The Church is the Christian community – which may seem an obvious statement. But we have a very impoverished understanding of Christian community because we imagine that we are the Christian community – that without us there is no Church. IN this sense we think of the Christian community as a voluntary association much like being members of the tennis club. Accordingly the answer to the question what is the Church – is – we are the Church – the fruit of our organization.
However, the Christian community is God’s creation not ours. The Christian community is not a manifestation of our social organizing. It is the creation of God-in-Christ active within the dimension of time and space. Following this view, we don’t create Christian community – we simply participate in it. As the sheep entering the sheepfold – so we come into a divine community that is already awaiting our arrival and in which we are invited to participate.
That the Christian community emerges from our self-organization is only the first of two major mistaken ideas. The other widespread mistaken view is that being Christian is an individual thing – as in – you don’t need to go to church to be a Christian – or I’m spiritual but not religious. We each can be as autonomously spiritual as we like, but being spiritual does not make us Christian. The Early Church father, Tertullian summed it up when he said one Christian is no Christian. The only way to be a Christian is to participate in the life of the Christian community – which is the divine community of God-in-Christ or the Body of Christ – made visible in the dimension of time and space.
John 10 speaks of both sheep and sheepfold. The sheep don’t form the sheepfold – they enter the sheepfold when they pass through the gate. Likewise, we don’t form the Christian community, we enter the Christian community – the Body of Christ in the world – through the gate of baptism. If baptism is the gate, the rich pasture is the Eucharist. Through baptism we come to belong to a community that nurtures us with the rich pasture of the Eucharist – Christ’s mystical body – upon which we feed.
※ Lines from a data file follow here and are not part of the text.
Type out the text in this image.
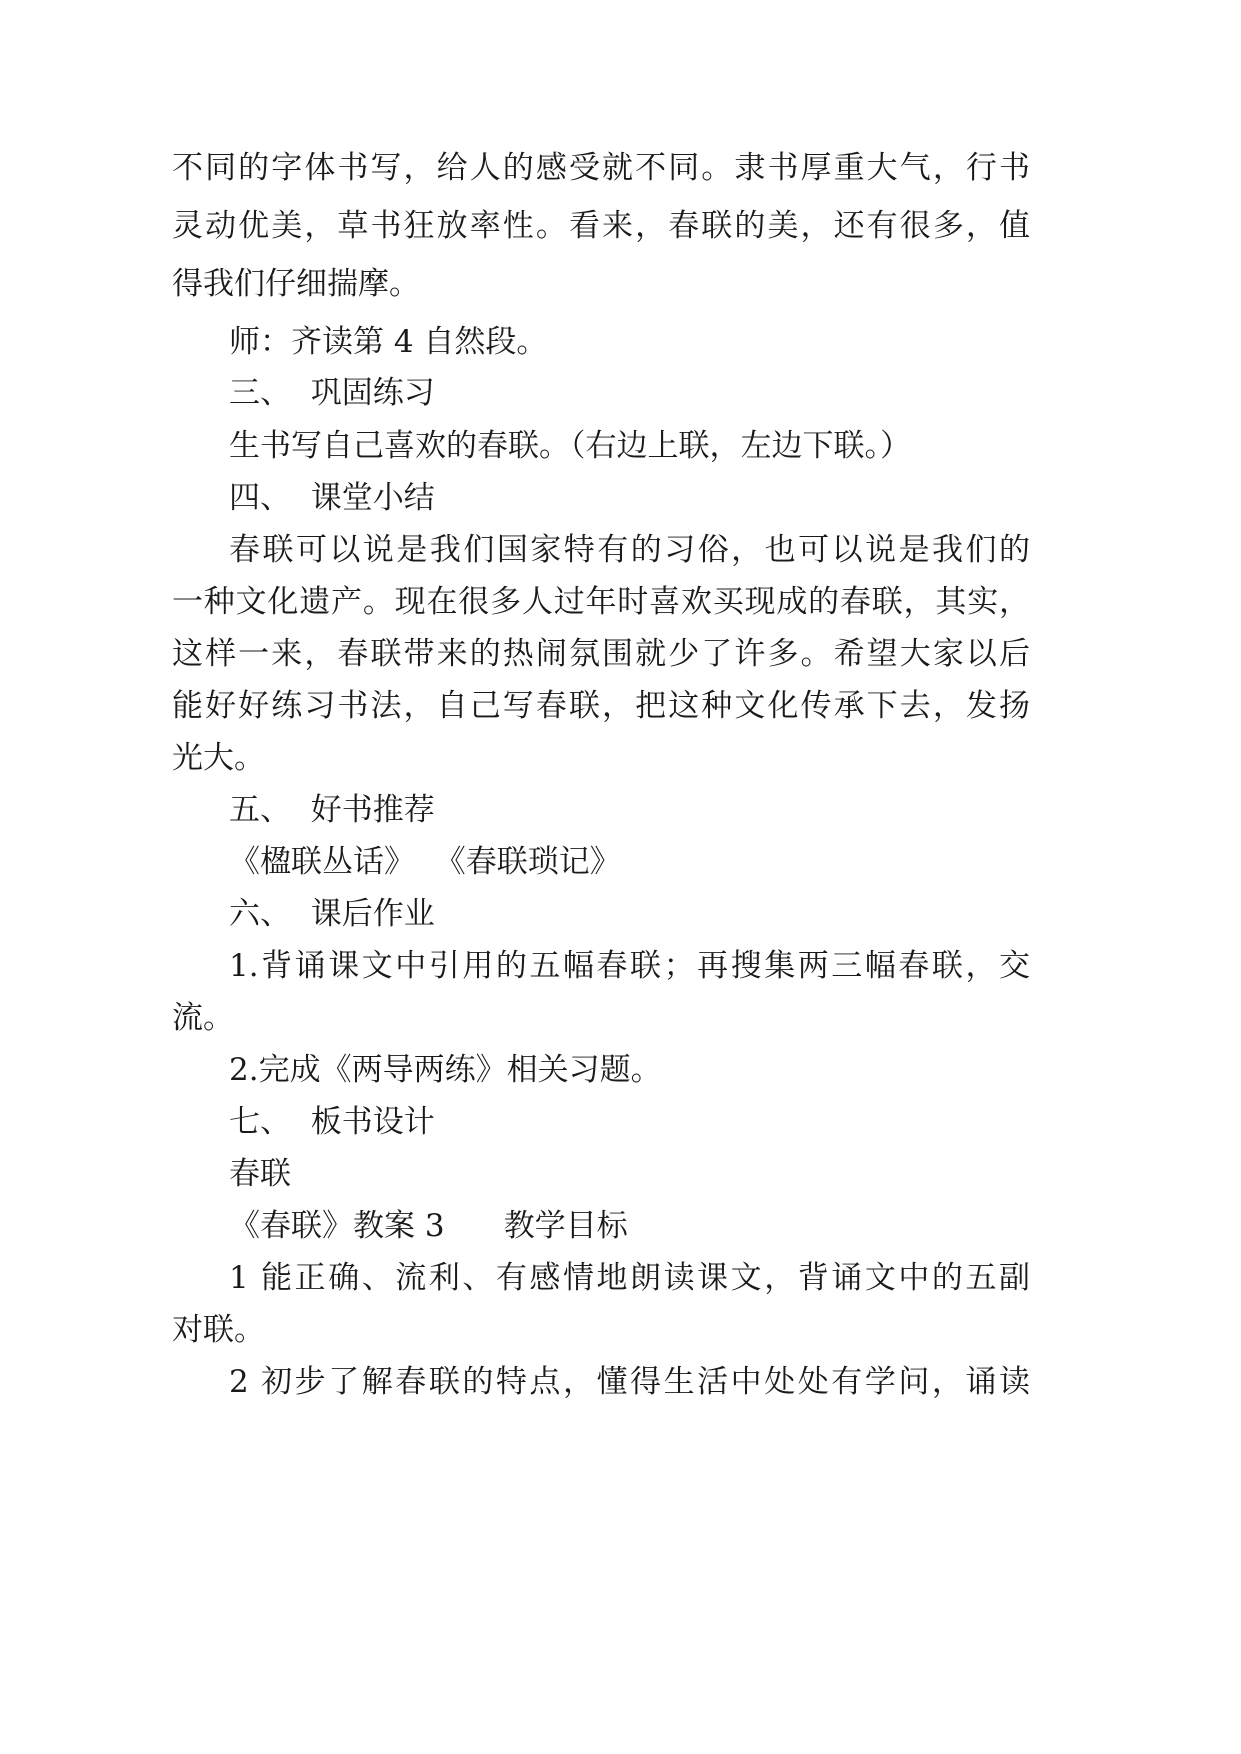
不同的字体书写，给人的感受就不同。隶书厚重大气，行书
灵动优美，草书狂放率性。看来，春联的美，还有很多，值
得我们仔细揣摩。
师：齐读第 4 自然段。
三、  巩固练习
生书写自己喜欢的春联。（右边上联，左边下联。）
四、  课堂小结
春联可以说是我们国家特有的习俗，也可以说是我们的
一种文化遗产。现在很多人过年时喜欢买现成的春联，其实，
这样一来，春联带来的热闹氛围就少了许多。希望大家以后
能好好练习书法，自己写春联，把这种文化传承下去，发扬
光大。
五、  好书推荐
《楹联丛话》  《春联琐记》
六、  课后作业
1.背诵课文中引用的五幅春联；再搜集两三幅春联，交
流。
2.完成《两导两练》相关习题。
七、  板书设计
春联
《春联》教案 3      教学目标
1 能正确、流利、有感情地朗读课文，背诵文中的五副
对联。
2 初步了解春联的特点，懂得生活中处处有学问，诵读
If John 10 is the metaphor for our entry and belonging within the Christian community then the first reading from Luke-Acts chapter 2 clarifies the nature of belonging. We don’t simply belong by virtue of becoming members – the hallmark of belonging is participation – active engagement in the covenanted relationship with God – and – more challengingly, a covenanted relationship with one another.
By covenanted relationship I mean a relationship in which we become responsible for one another. We read in Acts 2:42 that the first Christians devoted themselves to the apostles teaching and when they gathered to worship God, they broke bread with one another – praying unceasingly for one another, and for the world around them that often viewed them with considerable hostility. In addition, they practiced common fellowship which meant they shared their material resources – holding all things in common for the benefit of all. It’s this characteristic of early Christianity that not only facilitated the Church’s astonishing growth in a short span of time – and day by day the Lord added to their number – but has continued to inspire a vision of a society where each gives according to their ability, and each receives according to their need.
Through baptism we enter into belonging. By participation our belonging fosters believing – both signs of our taking responsibility for one another That we seem even further away from being able to embody this ideal as the hallmark of our participation together within the Christian community – is a continued matter for our profound repentance.